AccueilPlan du siteSommaire Fondements

L'Éducation du travail

Pourquoi des textes sur le travail ? En effet, est-il besoin de définir un concept que tout le monde s'accorde à reconnaître et comprendre ?

Il faut savoir que la pédagogie Freinet fait du travail un point d'ancrage important et que Freinet lui-même annonçait que sa pédagogie était une pédagogie du travail. Il va encore plus loin en affirmant, dans ses invariants pédagogiques, que ce n'est pas le jeu qui est naturel aux enfants, mais le travail. De quoi faire sursauter les tenants des nouvelles pédagogies pour qui le jeu a été souvent un vecteur important de l'activité scolaire!

Il convient donc de définir ce fameux travail…

Mais laissons parler Freinet, d'abord…

"…comme si l'homme était fait pour se livrer à une besogne obsédante et maudite d'une part – jouer, se distraire et jouir d'autre part pour contrebalancer l'aridité mortelle du travail!

Et plus le travail est une peine, plus doit être excitante la compensation ludique qui tente de rétablir l'équilibre.

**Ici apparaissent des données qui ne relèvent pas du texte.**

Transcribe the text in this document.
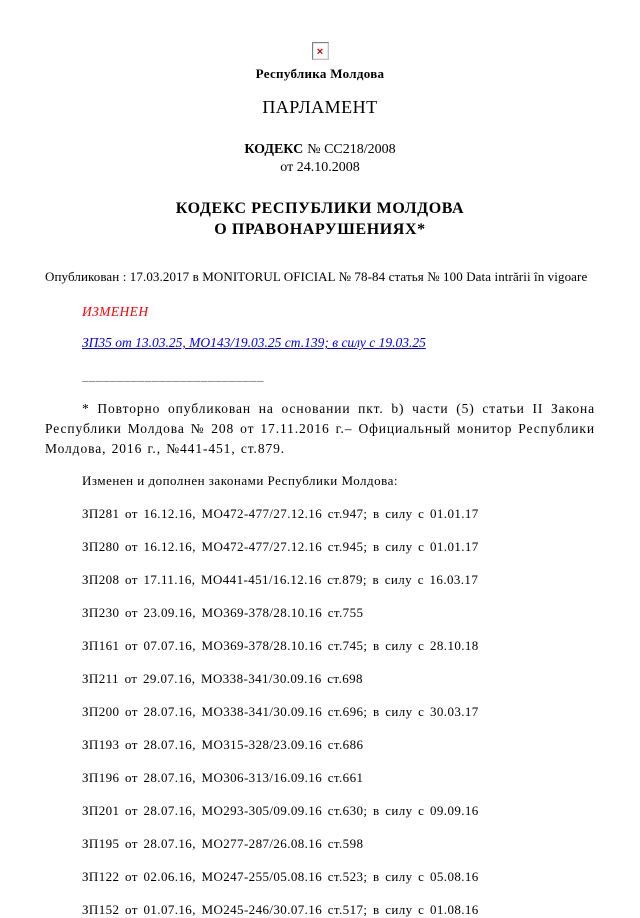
×
Республика Молдова
ПАРЛАМЕНТ
КОДЕКС № CC218/2008
от 24.10.2008
КОДЕКС РЕСПУБЛИКИ МОЛДОВА
О ПРАВОНАРУШЕНИЯХ*
Опубликован : 17.03.2017 в MONITORUL OFICIAL № 78-84 статья № 100 Data intrării în vigoare
ИЗМЕНЕН
ЗП35 от 13.03.25, МО143/19.03.25 ст.139; в силу с 19.03.25
__________________________
* Повторно опубликован на основании пкт. b) части (5) статьи II Закона Республики Молдова № 208 от 17.11.2016 г.– Официальный монитор Республики Молдова, 2016 г., №441-451, ст.879.
Изменен и дополнен законами Республики Молдова:
ЗП281 от 16.12.16, МО472-477/27.12.16 ст.947; в силу с 01.01.17
ЗП280 от 16.12.16, МО472-477/27.12.16 ст.945; в силу с 01.01.17
ЗП208 от 17.11.16, МО441-451/16.12.16 ст.879; в силу с 16.03.17
ЗП230 от 23.09.16, МО369-378/28.10.16 ст.755
ЗП161 от 07.07.16, МО369-378/28.10.16 ст.745; в силу с 28.10.18
ЗП211 от 29.07.16, МО338-341/30.09.16 ст.698
ЗП200 от 28.07.16, МО338-341/30.09.16 ст.696; в силу с 30.03.17
ЗП193 от 28.07.16, МО315-328/23.09.16 ст.686
ЗП196 от 28.07.16, МО306-313/16.09.16 ст.661
ЗП201 от 28.07.16, МО293-305/09.09.16 ст.630; в силу с 09.09.16
ЗП195 от 28.07.16, МО277-287/26.08.16 ст.598
ЗП122 от 02.06.16, МО247-255/05.08.16 ст.523; в силу с 05.08.16
ЗП152 от 01.07.16, МО245-246/30.07.16 ст.517; в силу с 01.08.16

Lorsqu'il n'y a pas en l'individu, au sein de la société dont il participe, une unité vitale axée sur le travail en fonction des besoins naturels et essentiels de chacun de nous; lorsqu'il n'y a pas d'harmonie entre les exigences du corps et de l'esprit, de tout l'être, et les activités qui répondent à ces exigences, alors il y aura tension anormale suivie de détentes qui sont la réaction indispensable de l'organisme qui veut vivre, comme la douleur et la fièvre sont les signes tangibles d'un corps qui se défend contre les attaques de la maladie. Si ces réactions cessent, c'est encore plus grave: c'est que le corps est vaincu, c'est que l'individu abandonne la lutte et qu'il s'en va, soit vers la mort totale, soit vers l'acceptation passive de sa déchéance; et c'est alors l'avilissement, la destruction de toute dignité, la mort morale, plus terrible et plus inhumaine parfois que la mort physique.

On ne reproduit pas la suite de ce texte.